So. I think this one is pretty self evident. I woke up 3-11-11, saw the posts on FB, and ran to the TV. I started crying as soon as I saw the footage and went to wake my husband, feeling almost the same as I did on 9/11. It didn't matter that it wasn't in America, and that it wasn't terrorists to me, the loss of so much life, human, floral and fauna, devastated me.
Over the next few days, I read many, many blog posts and status updates that shared my sorrow and my feeling that the Japanese people were doing amazing, heroic things to cope with their incredible losses. One of these blogs, by my friend Nefer Kane, led me to fold an origami crane, a tiny little thing to do... but I encourage you to visit her website and read this post, and fold a crane yourself if you are so inclined.

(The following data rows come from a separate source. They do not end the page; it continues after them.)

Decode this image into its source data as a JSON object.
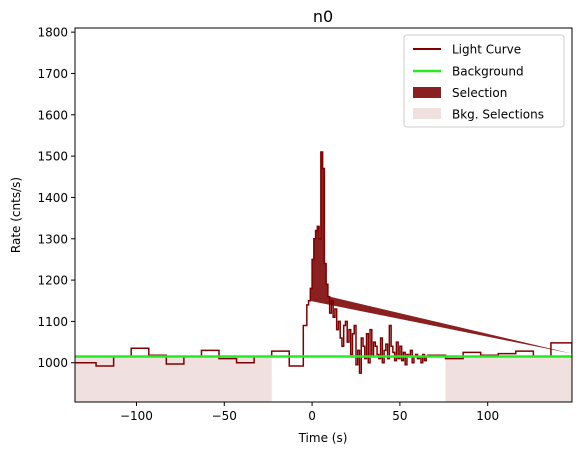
{
  "chart_data": {
    "type": "line",
    "title": "n0",
    "xlabel": "Time (s)",
    "ylabel": "Rate (cnts/s)",
    "xlim": [
      -135,
      148
    ],
    "ylim": [
      905,
      1810
    ],
    "xticks": [
      -100,
      -50,
      0,
      50,
      100
    ],
    "yticks": [
      1000,
      1100,
      1200,
      1300,
      1400,
      1500,
      1600,
      1700,
      1800
    ],
    "grid": false,
    "legend_position": "top-right",
    "colors": {
      "light_curve": "#7f0000",
      "background": "#22ee22",
      "selection": "#8b2020",
      "bkg_selection": "#f0e0e0"
    },
    "legend": [
      {
        "label": "Light Curve",
        "kind": "line",
        "color": "#7f0000"
      },
      {
        "label": "Background",
        "kind": "line",
        "color": "#22ee22"
      },
      {
        "label": "Selection",
        "kind": "patch",
        "color": "#8b2020"
      },
      {
        "label": "Bkg. Selections",
        "kind": "patch",
        "color": "#f0e0e0"
      }
    ],
    "bkg_selections": [
      [
        -135,
        -23
      ],
      [
        76,
        148
      ]
    ],
    "selection": [
      -1.5,
      10
    ],
    "background_level": 1015,
    "background_x": [
      -135,
      148
    ],
    "light_curve": {
      "edges": [
        -135,
        -123,
        -113,
        -103,
        -93,
        -83,
        -73,
        -63,
        -53,
        -43,
        -33,
        -23,
        -13,
        -5,
        -3,
        -2,
        -1,
        0,
        1,
        2,
        3,
        4,
        5,
        6,
        7,
        8,
        9,
        10,
        11,
        12,
        13,
        14,
        15,
        16,
        17,
        18,
        19,
        20,
        21,
        22,
        23,
        24,
        25,
        26,
        27,
        28,
        29,
        30,
        31,
        32,
        33,
        34,
        35,
        36,
        37,
        38,
        39,
        40,
        41,
        42,
        43,
        44,
        45,
        46,
        47,
        48,
        49,
        50,
        51,
        52,
        53,
        54,
        55,
        56,
        57,
        58,
        59,
        60,
        61,
        62,
        63,
        64,
        65,
        66,
        76,
        86,
        96,
        106,
        116,
        126,
        136,
        148
      ],
      "values": [
        1000,
        992,
        1015,
        1035,
        1018,
        997,
        1015,
        1030,
        1010,
        1000,
        1015,
        1028,
        992,
        1090,
        1140,
        1150,
        1180,
        1250,
        1300,
        1320,
        1330,
        1300,
        1510,
        1470,
        1240,
        1190,
        1160,
        1120,
        1150,
        1110,
        1130,
        1080,
        1100,
        1060,
        1040,
        1090,
        1100,
        1050,
        1080,
        1020,
        1070,
        1090,
        995,
        1030,
        975,
        1060,
        1040,
        1010,
        1070,
        1000,
        1080,
        1015,
        1050,
        1040,
        1020,
        1010,
        1060,
        1000,
        1030,
        1045,
        1010,
        1090,
        1040,
        1025,
        1005,
        1050,
        1010,
        1040,
        1005,
        1025,
        995,
        1020,
        1015,
        1030,
        1000,
        1015,
        1020,
        1010,
        1015,
        1000,
        1020,
        1005,
        1015,
        1018,
        1010,
        1025,
        1018,
        1022,
        1028,
        1015,
        1048,
        1022
      ]
    }
  }
}
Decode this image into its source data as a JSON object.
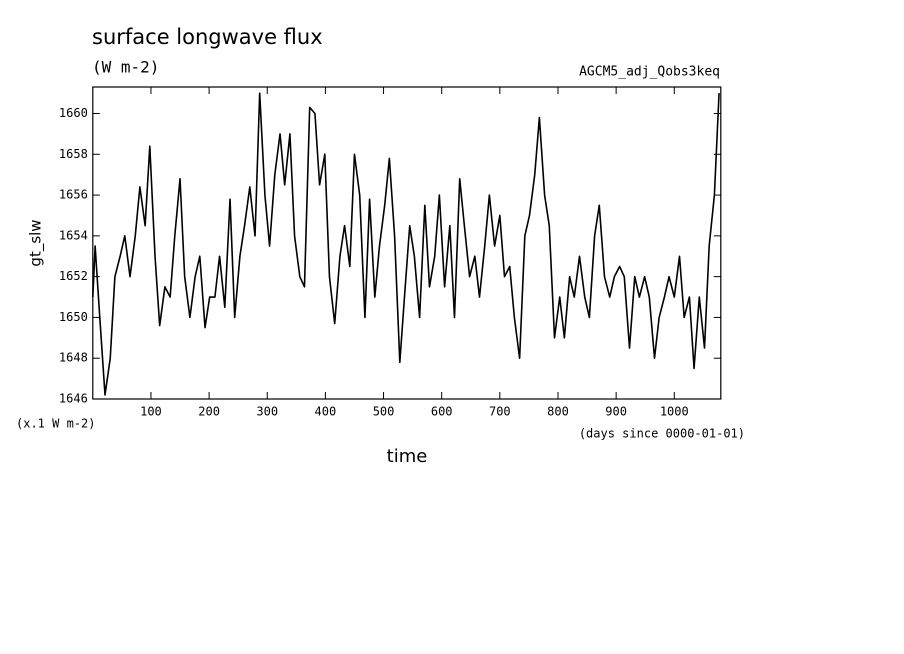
{
  "chart_data": {
    "type": "line",
    "title": "surface longwave flux",
    "subtitle": "(W m-2)",
    "annotation": "AGCM5_adj_Qobs3keq",
    "y_label": "gt_slw",
    "y_unit": "(x.1 W m-2)",
    "x_label": "time",
    "x_unit": "(days since 0000-01-01)",
    "xlim": [
      0,
      1080
    ],
    "ylim": [
      1646,
      1661.3
    ],
    "xticks": [
      100,
      200,
      300,
      400,
      500,
      600,
      700,
      800,
      900,
      1000
    ],
    "yticks": [
      1646,
      1648,
      1650,
      1652,
      1654,
      1656,
      1658,
      1660
    ],
    "color": "#000000",
    "x": [
      0,
      4,
      12,
      21,
      30,
      38,
      47,
      55,
      64,
      73,
      81,
      90,
      98,
      107,
      115,
      124,
      133,
      141,
      150,
      158,
      167,
      176,
      184,
      193,
      201,
      210,
      218,
      227,
      236,
      244,
      253,
      261,
      270,
      279,
      287,
      296,
      304,
      313,
      322,
      330,
      339,
      347,
      356,
      364,
      373,
      382,
      390,
      399,
      407,
      416,
      425,
      433,
      442,
      450,
      459,
      468,
      476,
      485,
      493,
      502,
      510,
      519,
      528,
      536,
      545,
      553,
      562,
      571,
      579,
      588,
      596,
      605,
      614,
      622,
      631,
      639,
      648,
      657,
      665,
      674,
      682,
      691,
      700,
      708,
      717,
      725,
      734,
      743,
      751,
      760,
      768,
      777,
      785,
      794,
      803,
      811,
      820,
      828,
      837,
      846,
      854,
      863,
      871,
      880,
      889,
      897,
      906,
      914,
      923,
      932,
      940,
      949,
      957,
      966,
      974,
      983,
      991,
      1000,
      1009,
      1017,
      1026,
      1034,
      1043,
      1052,
      1060,
      1069,
      1077
    ],
    "values": [
      1651,
      1653.5,
      1650,
      1646.2,
      1648,
      1652,
      1653,
      1654,
      1652,
      1654,
      1656.4,
      1654.5,
      1658.4,
      1653,
      1649.6,
      1651.5,
      1651,
      1654,
      1656.8,
      1652,
      1650,
      1652,
      1653,
      1649.5,
      1651,
      1651,
      1653,
      1650.5,
      1655.8,
      1650,
      1653,
      1654.5,
      1656.4,
      1654,
      1661,
      1656,
      1653.5,
      1657,
      1659,
      1656.5,
      1659,
      1654,
      1652,
      1651.5,
      1660.3,
      1660,
      1656.5,
      1658,
      1652,
      1649.7,
      1653,
      1654.5,
      1652.5,
      1658,
      1656,
      1650,
      1655.8,
      1651,
      1653.5,
      1655.5,
      1657.8,
      1654,
      1647.8,
      1651,
      1654.5,
      1653,
      1650,
      1655.5,
      1651.5,
      1653,
      1656,
      1651.5,
      1654.5,
      1650,
      1656.8,
      1654.5,
      1652,
      1653,
      1651,
      1653.5,
      1656,
      1653.5,
      1655,
      1652,
      1652.5,
      1650,
      1648,
      1654,
      1655,
      1657,
      1659.8,
      1656,
      1654.5,
      1649,
      1651,
      1649,
      1652,
      1651,
      1653,
      1651,
      1650,
      1654,
      1655.5,
      1652,
      1651,
      1652,
      1652.5,
      1652,
      1648.5,
      1652,
      1651,
      1652,
      1651,
      1648,
      1650,
      1651,
      1652,
      1651,
      1653,
      1650,
      1651,
      1647.5,
      1651,
      1648.5,
      1653.5,
      1656,
      1661
    ]
  }
}
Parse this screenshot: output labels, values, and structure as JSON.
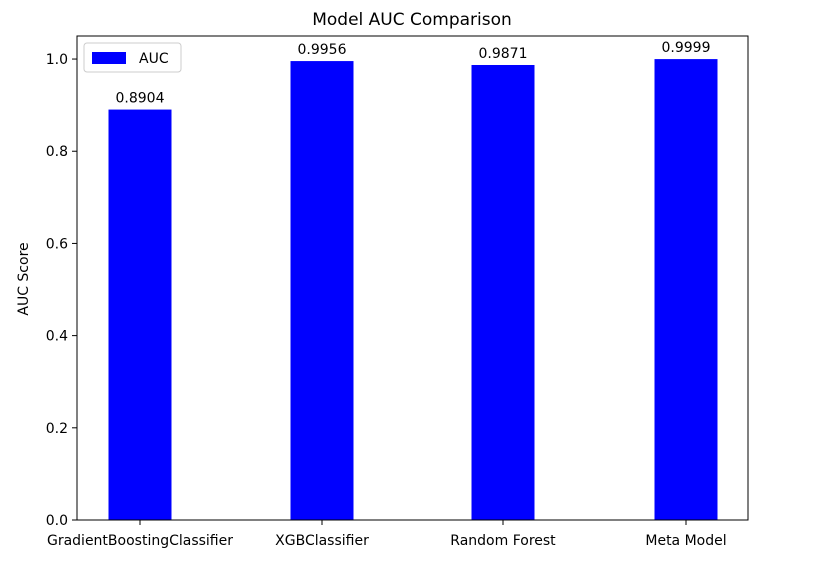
{
  "chart_data": {
    "type": "bar",
    "title": "Model AUC Comparison",
    "xlabel": "",
    "ylabel": "AUC Score",
    "categories": [
      "GradientBoostingClassifier",
      "XGBClassifier",
      "Random Forest",
      "Meta Model"
    ],
    "series": [
      {
        "name": "AUC",
        "values": [
          0.8904,
          0.9956,
          0.9871,
          0.9999
        ],
        "labels": [
          "0.8904",
          "0.9956",
          "0.9871",
          "0.9999"
        ],
        "color": "#0000ff"
      }
    ],
    "ylim": [
      0,
      1.05
    ],
    "yticks": [
      0.0,
      0.2,
      0.4,
      0.6,
      0.8,
      1.0
    ],
    "ytick_labels": [
      "0.0",
      "0.2",
      "0.4",
      "0.6",
      "0.8",
      "1.0"
    ],
    "grid": false,
    "legend_position": "upper-left"
  }
}
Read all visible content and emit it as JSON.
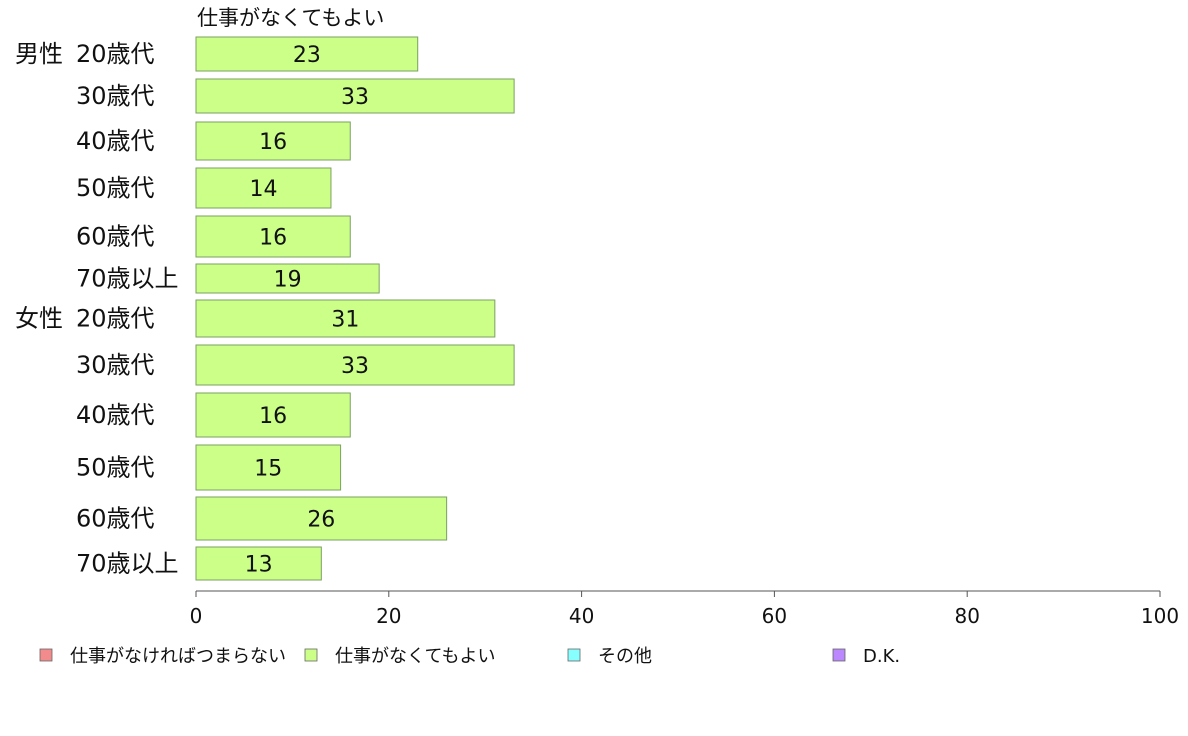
{
  "chart_data": {
    "type": "bar",
    "orientation": "horizontal",
    "series_title": "仕事がなくてもよい",
    "groups": [
      {
        "label": "男性",
        "rows": [
          {
            "label": "20歳代",
            "value": 23
          },
          {
            "label": "30歳代",
            "value": 33
          },
          {
            "label": "40歳代",
            "value": 16
          },
          {
            "label": "50歳代",
            "value": 14
          },
          {
            "label": "60歳代",
            "value": 16
          },
          {
            "label": "70歳以上",
            "value": 19
          }
        ]
      },
      {
        "label": "女性",
        "rows": [
          {
            "label": "20歳代",
            "value": 31
          },
          {
            "label": "30歳代",
            "value": 33
          },
          {
            "label": "40歳代",
            "value": 16
          },
          {
            "label": "50歳代",
            "value": 15
          },
          {
            "label": "60歳代",
            "value": 26
          },
          {
            "label": "70歳以上",
            "value": 13
          }
        ]
      }
    ],
    "xlim": [
      0,
      100
    ],
    "xticks": [
      0,
      20,
      40,
      60,
      80,
      100
    ],
    "grid": false,
    "legend_position": "bottom",
    "legend": [
      {
        "label": "仕事がなければつまらない",
        "color": "#f28b8b"
      },
      {
        "label": "仕事がなくてもよい",
        "color": "#ccff88"
      },
      {
        "label": "その他",
        "color": "#88ffff"
      },
      {
        "label": "D.K.",
        "color": "#bb88ff"
      }
    ],
    "bar_color": "#ccff88",
    "bar_stroke": "#7aa060"
  }
}
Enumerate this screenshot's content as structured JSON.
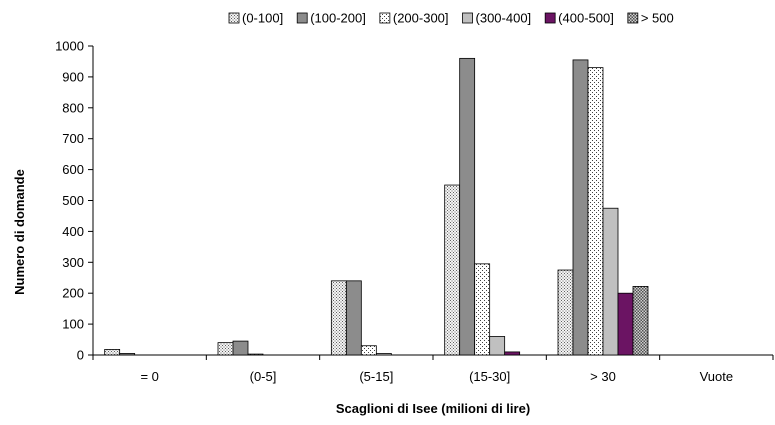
{
  "chart_data": {
    "type": "bar",
    "title": "",
    "xlabel": "Scaglioni di Isee (milioni di lire)",
    "ylabel": "Numero di domande",
    "ylim": [
      0,
      1000
    ],
    "yticks": [
      0,
      100,
      200,
      300,
      400,
      500,
      600,
      700,
      800,
      900,
      1000
    ],
    "grid": false,
    "legend_position": "top",
    "categories": [
      "= 0",
      "(0-5]",
      "(5-15]",
      "(15-30]",
      "> 30",
      "Vuote"
    ],
    "series": [
      {
        "name": "(0-100]",
        "values": [
          18,
          40,
          240,
          550,
          275,
          0
        ],
        "pattern": "dots",
        "color": "#f2f2f2"
      },
      {
        "name": "(100-200]",
        "values": [
          5,
          45,
          240,
          960,
          955,
          0
        ],
        "pattern": "solid",
        "color": "#8c8c8c"
      },
      {
        "name": "(200-300]",
        "values": [
          0,
          3,
          30,
          295,
          930,
          0
        ],
        "pattern": "dots-sparse",
        "color": "#ffffff"
      },
      {
        "name": "(300-400]",
        "values": [
          0,
          0,
          5,
          60,
          475,
          0
        ],
        "pattern": "solid",
        "color": "#c0c0c0"
      },
      {
        "name": "(400-500]",
        "values": [
          0,
          0,
          0,
          10,
          200,
          0
        ],
        "pattern": "solid",
        "color": "#6b1463"
      },
      {
        "name": "> 500",
        "values": [
          0,
          0,
          0,
          0,
          222,
          0
        ],
        "pattern": "crosshatch",
        "color": "#a8a8a8"
      }
    ]
  }
}
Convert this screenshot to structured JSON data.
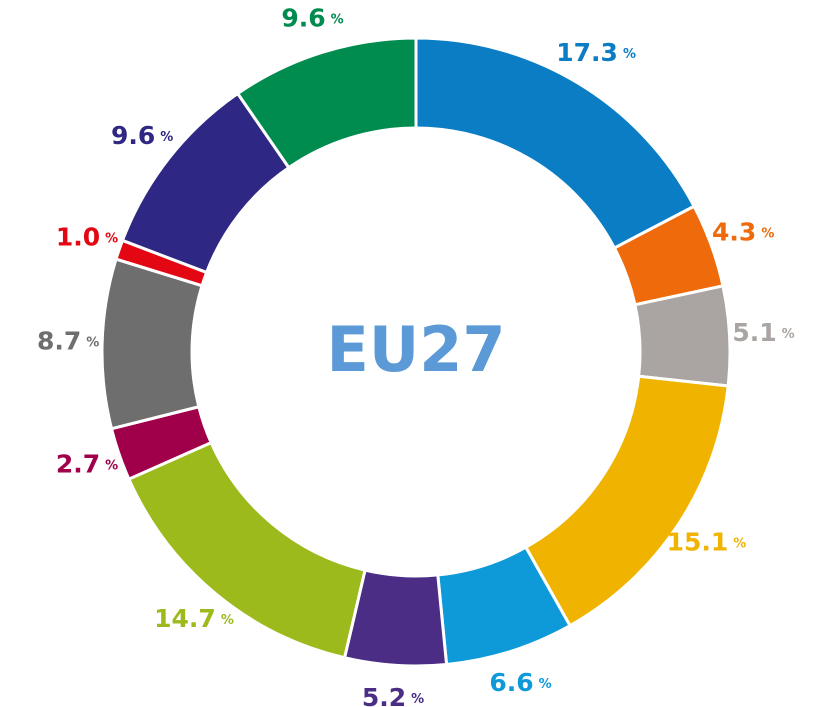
{
  "chart_data": {
    "type": "donut",
    "center_label": "EU27",
    "unit": "%",
    "values": [
      17.3,
      4.3,
      5.1,
      15.1,
      6.6,
      5.2,
      14.7,
      2.7,
      8.7,
      1.0,
      9.6,
      9.6
    ],
    "value_labels": [
      "17.3",
      "4.3",
      "5.1",
      "15.1",
      "6.6",
      "5.2",
      "14.7",
      "2.7",
      "8.7",
      "1.0",
      "9.6",
      "9.6"
    ],
    "colors": [
      "#0a7dc4",
      "#ee6a0b",
      "#aaa5a2",
      "#f0b400",
      "#0e9ad8",
      "#4b2d85",
      "#9cba1c",
      "#a0004a",
      "#6e6e6e",
      "#e30613",
      "#2e2783",
      "#008b4f"
    ]
  }
}
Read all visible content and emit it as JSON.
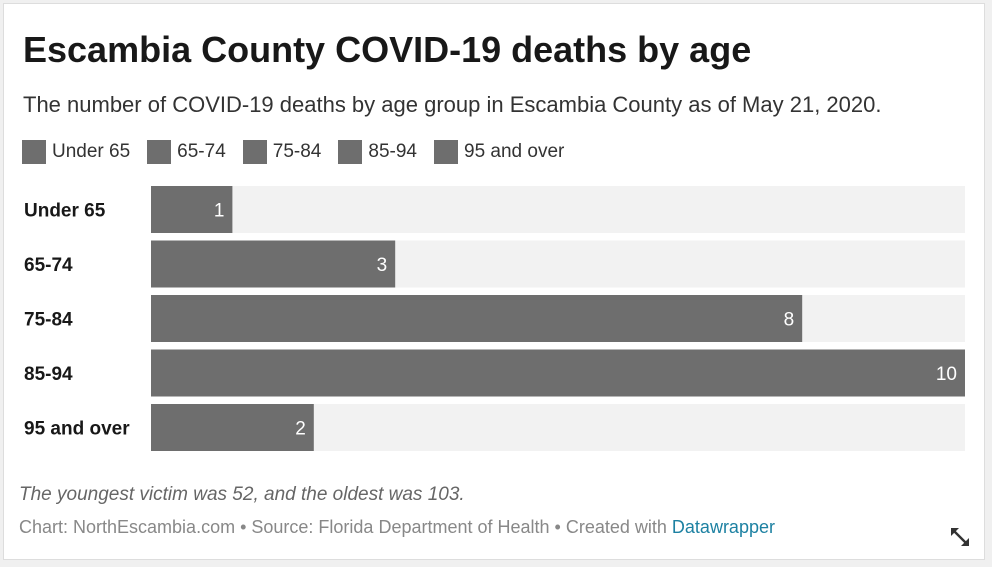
{
  "title": "Escambia County COVID-19 deaths by age",
  "subtitle": "The number of COVID-19 deaths by age group in Escambia County as of May 21, 2020.",
  "legend": [
    "Under 65",
    "65-74",
    "75-84",
    "85-94",
    "95 and over"
  ],
  "colors": {
    "bar": "#6e6e6e",
    "track": "#f2f2f2",
    "value_text": "#ffffff",
    "link": "#1d81a2"
  },
  "chart_data": {
    "type": "bar",
    "orientation": "horizontal",
    "categories": [
      "Under 65",
      "65-74",
      "75-84",
      "85-94",
      "95 and over"
    ],
    "values": [
      1,
      3,
      8,
      10,
      2
    ],
    "title": "Escambia County COVID-19 deaths by age",
    "subtitle": "The number of COVID-19 deaths by age group in Escambia County as of May 21, 2020.",
    "xlim": [
      0,
      10
    ],
    "grid": false,
    "legend_position": "top-left",
    "data_labels": true
  },
  "note": "The youngest victim was 52, and the oldest was 103.",
  "footer": {
    "chart_credit": "Chart: NorthEscambia.com",
    "separator": " • ",
    "source": "Source: Florida Department of Health",
    "created_with": "Created with ",
    "tool": "Datawrapper"
  },
  "icons": {
    "expand": "expand-arrows-icon"
  }
}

Having folded my crane, I still felt that I needed to create something. I think many of us feel that we must create when we feel strongly, I don't think I'm alone in that at all. My husband and I discussed what would work for me... and we eventually came to the Bead Journal Project. I feel that this square is perhaps not as technically pleasing or precise as it should be; but I was distressed while I made it, and there was a sense of urgency while I was making it, that it HAD to be done quickly... so I just went with it. The feather above the flag represents a great many things, not only in different cultures, but person to person as well. In my case, I meant for it to represent hope, lifting of both spirits and difficulties, courage, and perseverance. Nobility was also something I thought of over and over; not in the sense of society classes and castes, but nobility of human spirit in times of disaster.